Exploiting new weaknesses

For the study, partly supported by Rockefeller’s SNF Institute for Global Infectious Disease Research, the team compared βS450L, which slows RNAP, against two other common rifampicin-resistance mutations that have the opposite effect and instead produce fast, pause-resistant RNAP. By comparing these distinct mutations, the team showed that the severe metabolic liabilities seen in βS450L are specifically linked to its sluggish transcription machinery—not a mere side effect.

Importantly, even the two fast mutations produced distinct vulnerability profiles from one another, also underscoring that antibiotic resistance is not a one-size-fits-all phenomenon. “Not all rifampicin-resistance mutations behave the same way,” Munsamy-Govender says. “Future therapies may need to account for the specific resistance mutations present in an infection.”

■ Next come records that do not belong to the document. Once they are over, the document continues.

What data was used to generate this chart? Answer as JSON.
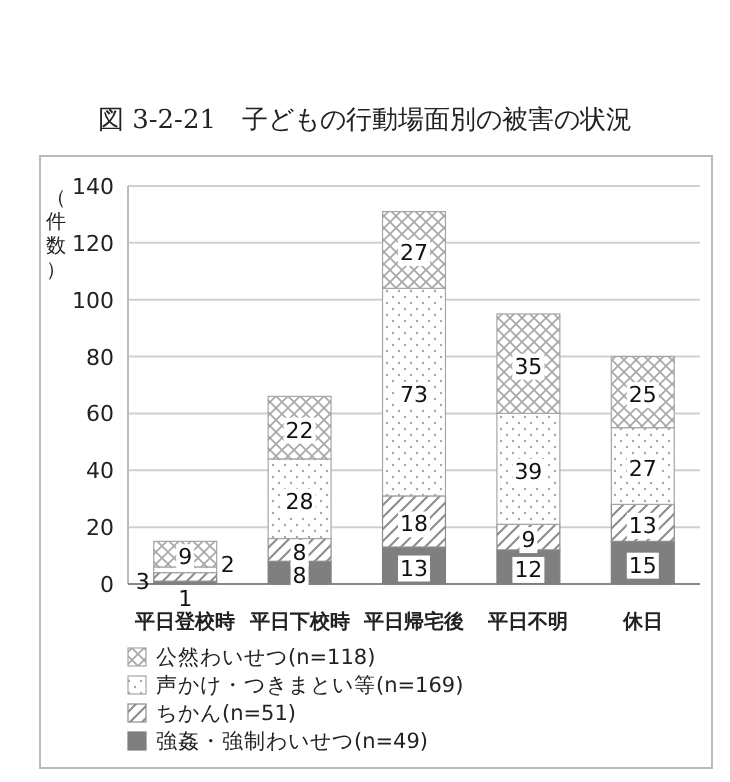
{
  "chart_data": {
    "type": "bar",
    "stacked": true,
    "title": "図 3-2-21　子どもの行動場面別の被害の状況",
    "ylabel": "（件数）",
    "categories": [
      "平日登校時",
      "平日下校時",
      "平日帰宅後",
      "平日不明",
      "休日"
    ],
    "series": [
      {
        "name": "強姦・強制わいせつ(n=49)",
        "color": "#7f7f7f",
        "values": [
          1,
          8,
          13,
          12,
          15
        ]
      },
      {
        "name": "ちかん(n=51)",
        "color": "#8c8c8c",
        "values": [
          3,
          8,
          18,
          9,
          13
        ]
      },
      {
        "name": "声かけ・つきまとい等(n=169)",
        "color": "#a6a6a6",
        "values": [
          2,
          28,
          73,
          39,
          27
        ]
      },
      {
        "name": "公然わいせつ(n=118)",
        "color": "#a6a6a6",
        "values": [
          9,
          22,
          27,
          35,
          25
        ]
      }
    ],
    "ylim": [
      0,
      140
    ],
    "yticks": [
      0,
      20,
      40,
      60,
      80,
      100,
      120,
      140
    ],
    "grid": "y",
    "legend": "bottom",
    "data_labels": true
  }
}
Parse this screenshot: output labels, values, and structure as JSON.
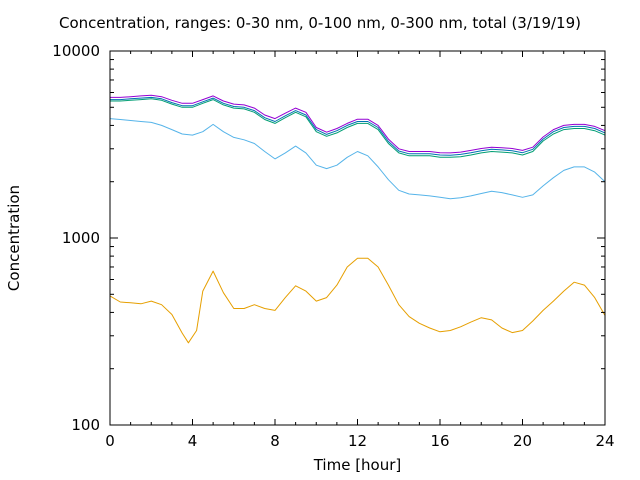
{
  "chart_data": {
    "type": "line",
    "title": "Concentration, ranges: 0-30 nm, 0-100 nm, 0-300 nm, total (3/19/19)",
    "xlabel": "Time [hour]",
    "ylabel": "Concentration",
    "xlim": [
      0,
      24
    ],
    "ylim": [
      100,
      10000
    ],
    "yscale": "log",
    "grid": false,
    "legend": "none",
    "x_ticks": [
      "0",
      "4",
      "8",
      "12",
      "16",
      "20",
      "24"
    ],
    "y_ticks": [
      "100",
      "1000",
      "10000"
    ],
    "series": [
      {
        "color": "#e69f00",
        "x": [
          0,
          0.5,
          1,
          1.5,
          2,
          2.5,
          3,
          3.5,
          3.8,
          4.2,
          4.5,
          5,
          5.5,
          6,
          6.5,
          7,
          7.5,
          8,
          8.5,
          9,
          9.5,
          10,
          10.5,
          11,
          11.5,
          12,
          12.5,
          13,
          13.5,
          14,
          14.5,
          15,
          15.5,
          16,
          16.5,
          17,
          17.5,
          18,
          18.5,
          19,
          19.5,
          20,
          20.5,
          21,
          21.5,
          22,
          22.5,
          23,
          23.5,
          24
        ],
        "y": [
          490,
          455,
          450,
          445,
          460,
          440,
          390,
          310,
          275,
          320,
          520,
          665,
          510,
          420,
          420,
          440,
          420,
          410,
          480,
          555,
          520,
          460,
          480,
          560,
          700,
          780,
          780,
          700,
          560,
          440,
          380,
          350,
          330,
          315,
          320,
          335,
          355,
          375,
          365,
          330,
          312,
          320,
          360,
          410,
          460,
          520,
          580,
          560,
          480,
          385
        ]
      },
      {
        "color": "#56b4e9",
        "x": [
          0,
          0.5,
          1,
          1.5,
          2,
          2.5,
          3,
          3.5,
          4,
          4.5,
          5,
          5.5,
          6,
          6.5,
          7,
          7.5,
          8,
          8.5,
          9,
          9.5,
          10,
          10.5,
          11,
          11.5,
          12,
          12.5,
          13,
          13.5,
          14,
          14.5,
          15,
          15.5,
          16,
          16.5,
          17,
          17.5,
          18,
          18.5,
          19,
          19.5,
          20,
          20.5,
          21,
          21.5,
          22,
          22.5,
          23,
          23.5,
          24
        ],
        "y": [
          4350,
          4300,
          4250,
          4200,
          4150,
          4000,
          3800,
          3600,
          3550,
          3700,
          4050,
          3700,
          3450,
          3350,
          3200,
          2900,
          2650,
          2850,
          3100,
          2850,
          2450,
          2350,
          2450,
          2700,
          2900,
          2750,
          2400,
          2050,
          1800,
          1720,
          1700,
          1680,
          1650,
          1620,
          1640,
          1680,
          1730,
          1780,
          1750,
          1700,
          1650,
          1700,
          1900,
          2100,
          2300,
          2400,
          2400,
          2250,
          2000
        ]
      },
      {
        "color": "#009e73",
        "x": [
          0,
          0.5,
          1,
          1.5,
          2,
          2.5,
          3,
          3.5,
          4,
          4.5,
          5,
          5.5,
          6,
          6.5,
          7,
          7.5,
          8,
          8.5,
          9,
          9.5,
          10,
          10.5,
          11,
          11.5,
          12,
          12.5,
          13,
          13.5,
          14,
          14.5,
          15,
          15.5,
          16,
          16.5,
          17,
          17.5,
          18,
          18.5,
          19,
          19.5,
          20,
          20.5,
          21,
          21.5,
          22,
          22.5,
          23,
          23.5,
          24
        ],
        "y": [
          5400,
          5400,
          5450,
          5500,
          5550,
          5450,
          5200,
          5000,
          5000,
          5250,
          5500,
          5150,
          4950,
          4900,
          4700,
          4300,
          4100,
          4400,
          4700,
          4450,
          3700,
          3500,
          3650,
          3900,
          4100,
          4100,
          3800,
          3200,
          2850,
          2750,
          2750,
          2750,
          2700,
          2700,
          2720,
          2780,
          2850,
          2900,
          2880,
          2850,
          2780,
          2900,
          3300,
          3600,
          3800,
          3850,
          3850,
          3750,
          3550
        ]
      },
      {
        "color": "#0072b2",
        "x": [
          0,
          0.5,
          1,
          1.5,
          2,
          2.5,
          3,
          3.5,
          4,
          4.5,
          5,
          5.5,
          6,
          6.5,
          7,
          7.5,
          8,
          8.5,
          9,
          9.5,
          10,
          10.5,
          11,
          11.5,
          12,
          12.5,
          13,
          13.5,
          14,
          14.5,
          15,
          15.5,
          16,
          16.5,
          17,
          17.5,
          18,
          18.5,
          19,
          19.5,
          20,
          20.5,
          21,
          21.5,
          22,
          22.5,
          23,
          23.5,
          24
        ],
        "y": [
          5500,
          5500,
          5550,
          5600,
          5650,
          5550,
          5300,
          5100,
          5100,
          5350,
          5600,
          5250,
          5050,
          5000,
          4800,
          4400,
          4200,
          4500,
          4800,
          4550,
          3800,
          3580,
          3750,
          4000,
          4200,
          4200,
          3900,
          3280,
          2920,
          2820,
          2820,
          2820,
          2780,
          2770,
          2800,
          2860,
          2930,
          2980,
          2960,
          2930,
          2860,
          2980,
          3380,
          3700,
          3900,
          3950,
          3950,
          3850,
          3650
        ]
      },
      {
        "color": "#9400d3",
        "x": [
          0,
          0.5,
          1,
          1.5,
          2,
          2.5,
          3,
          3.5,
          4,
          4.5,
          5,
          5.5,
          6,
          6.5,
          7,
          7.5,
          8,
          8.5,
          9,
          9.5,
          10,
          10.5,
          11,
          11.5,
          12,
          12.5,
          13,
          13.5,
          14,
          14.5,
          15,
          15.5,
          16,
          16.5,
          17,
          17.5,
          18,
          18.5,
          19,
          19.5,
          20,
          20.5,
          21,
          21.5,
          22,
          22.5,
          23,
          23.5,
          24
        ],
        "y": [
          5650,
          5650,
          5700,
          5750,
          5800,
          5700,
          5450,
          5250,
          5250,
          5500,
          5750,
          5400,
          5200,
          5150,
          4950,
          4550,
          4350,
          4650,
          4950,
          4700,
          3900,
          3680,
          3850,
          4100,
          4320,
          4320,
          4000,
          3380,
          3000,
          2900,
          2900,
          2900,
          2860,
          2850,
          2880,
          2940,
          3010,
          3060,
          3040,
          3010,
          2940,
          3060,
          3470,
          3800,
          4000,
          4050,
          4050,
          3950,
          3750
        ]
      }
    ]
  }
}
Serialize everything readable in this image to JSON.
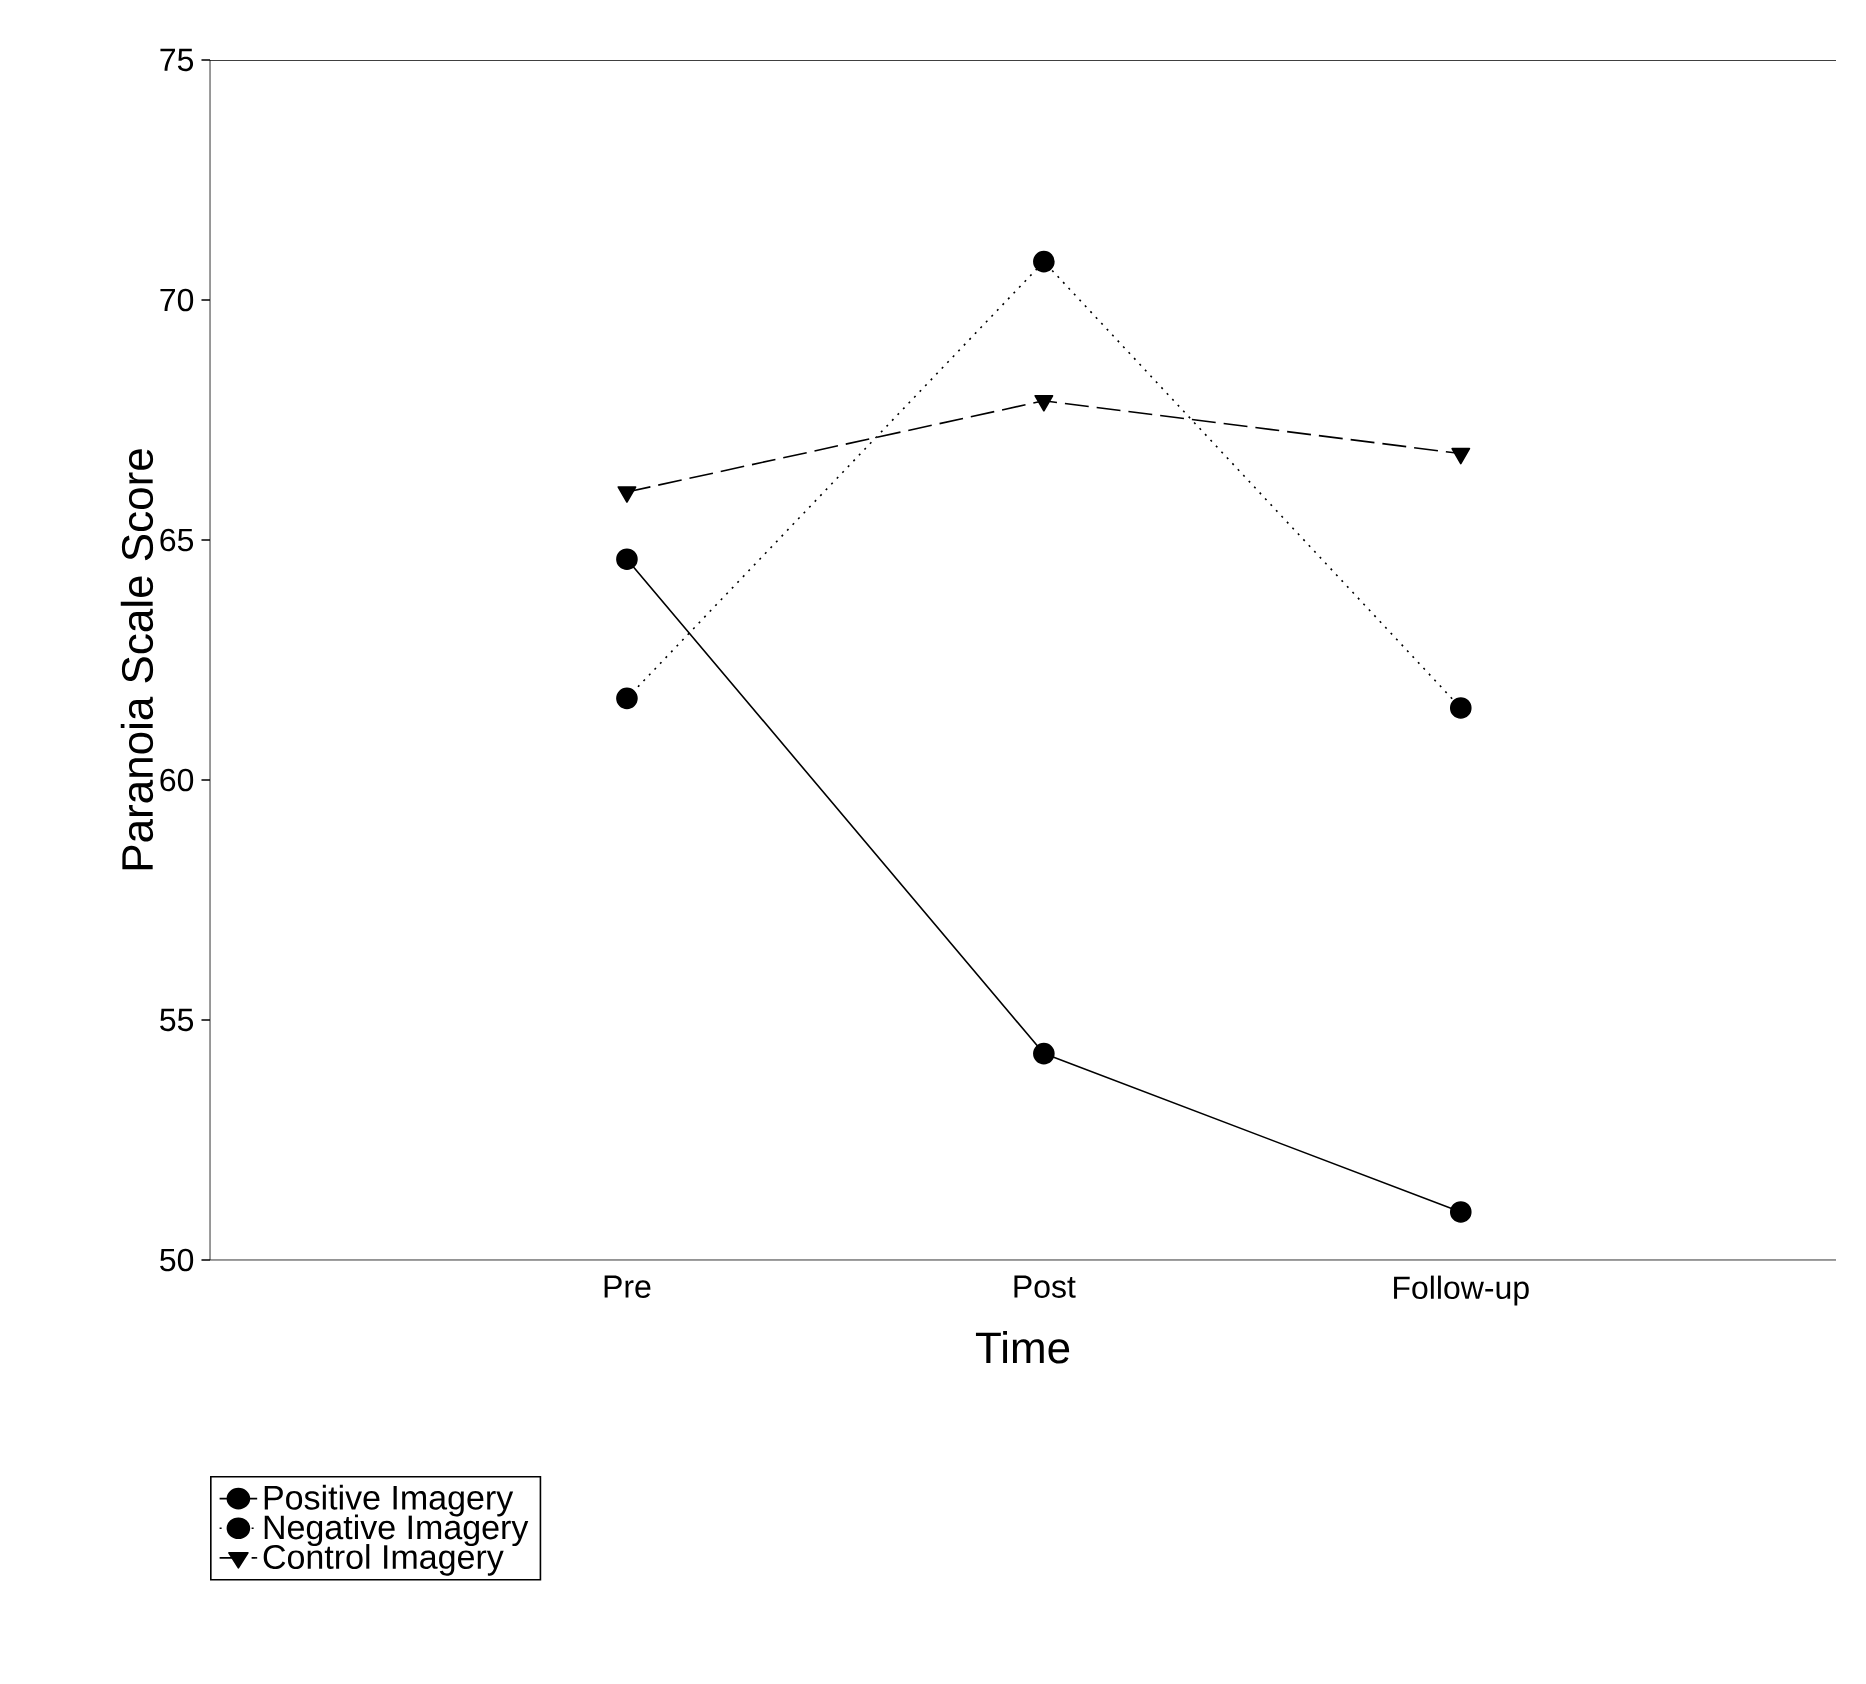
{
  "chart_data": {
    "type": "line",
    "xlabel": "Time",
    "ylabel": "Paranoia Scale Score",
    "categories": [
      "Pre",
      "Post",
      "Follow-up"
    ],
    "series": [
      {
        "name": "Positive Imagery",
        "color": "#000000",
        "values": [
          64.6,
          54.3,
          51.0
        ],
        "marker": "circle",
        "line_style": "solid"
      },
      {
        "name": "Negative Imagery",
        "color": "#000000",
        "values": [
          61.7,
          70.8,
          61.5
        ],
        "marker": "circle",
        "line_style": "dotted"
      },
      {
        "name": "Control Imagery",
        "color": "#000000",
        "values": [
          66.0,
          67.9,
          66.8
        ],
        "marker": "triangle",
        "line_style": "dashed"
      }
    ],
    "ylim": [
      50,
      75
    ],
    "yticks": [
      50,
      55,
      60,
      65,
      70,
      75
    ],
    "grid": false,
    "legend": "bottom left"
  }
}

Investigating further, the team found that bacteria carrying βS450L become unusually dependent on pathways involved in producing thiamine and branched-chain amino acids. They ultimately traced this dependency to the mutant’s pause-prone RNAP, which disrupted a regulatory RNA sequence positioned before the ilvB1 gene. Under normal conditions, this sequence acts like a molecular switch that senses nutrient levels and determines whether transcription continues so that bacteria can produce more IlvB1, an enzyme needed for creating new amino acids under stress. In βS450L bacteria, RNAP would often stall or shut down at this regulatory checkpoint, preventing Mtb from activating the pathway when nutrients were scarce. The researchers suggest the defect represents a broader regulatory collapse.

The researchers predicted that Mtb with the βS450L mutation would therefore be particularly vulnerable to disruptions in the ilvB1 pathway. To test this, they exposed the bacteria to chlorflavonin, a compound that specifically targets the IlvB1 enzyme. As expected, the βS450L mutant proved far more sensitive to the drug than the faster rifampicin-resistant strains. The finding is especially striking because IlvB1 is already considered a promising TB drug target.

“We showed that the most common rifampicin-resistance mutation does more than just help the bacteria evade antibiotics—it creates new weaknesses,” Munsamy-Govender says. “Exploring these trade-offs could help guide the development of combination therapies designed not only to treat TB, but also to limit the emergence and persistence of drug resistance itself.”

While the work points toward a promising new strategy for confronting multidrug-resistant TB, the researchers caution that it remains at an early stage. The chlorflavonin compound used in the study is not yet suitable as a treatment, and substantial additional work will be needed to determine whether these vulnerabilities can be safely and effectively exploited in patients.

“But our work shows that if we understand the biology deeply enough, drug discovery can build on that understanding to design rational combination therapies for TB,” says Rock.